The judgements were largely seen to cleanse politics from criminalization.

===Other notable cases===
- Lily Thomas vs State Of Tamil Nadu.
- Lily Thomas (Ms), Advocate vs Speaker, Lok Sabha And Ors.
- Ms. Lily Thomas vs State Of Maharashtra And Ors.
- Lily Thomas vs Union Of India (Uoi).

==Personal life==

Lily believed it is the responsibility of the lawyers to fight through petitions to improve the existing laws and having criminals as politicians is an insult to the parliamentary system. Lily had considered her father who was also an advocate, her hero. At an old age, she went to the court every day and worked for 8–10 hours. Lily preferred reading Mills & Boon and having knowledge of Bible and Vishnu Sahasranama. She was a practising Syrian Christian.

Lily remained unmarried.

On 10 December 2019, Lily Thomas had died at the age of 91 in Delhi at a private hospital.

Adv. Saju Jakob is carrying forward the legacy of Adv. Lily Thomas through his law office namely Office of Lily Thomas and Saju Jakob, which has already conducted various Lily Thomas Memorial Lectures and Essay Writing Competitions.

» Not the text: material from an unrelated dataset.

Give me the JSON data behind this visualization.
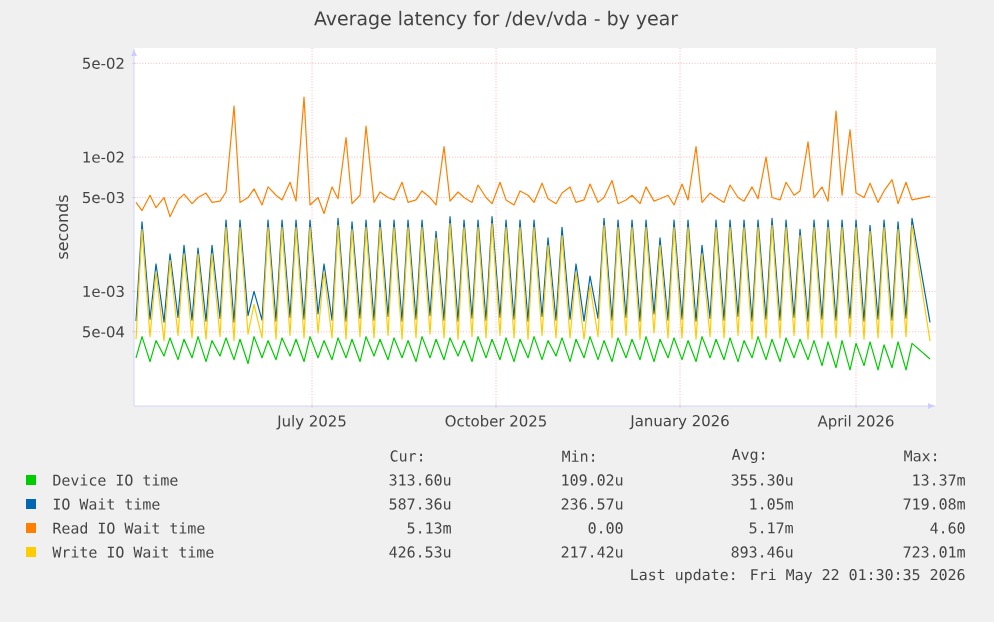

On 12 December 2022, the Supreme Court Women Lawyers Association including the office of Lily Thomas & Saju Jakob had organised a memorial in memory of Lily.

The event was being attended by judges M. R. Shah and C. T. Ravikumar. The then Attorney General for India R. Venkataramani was the notable speaker for the memorial meeting. Other important attendees were advocate Pravin H. Parekh who is the president of ISIL & Confederation of Indian Bar, and advocate Pradeep Rai, vice-president of SCBA.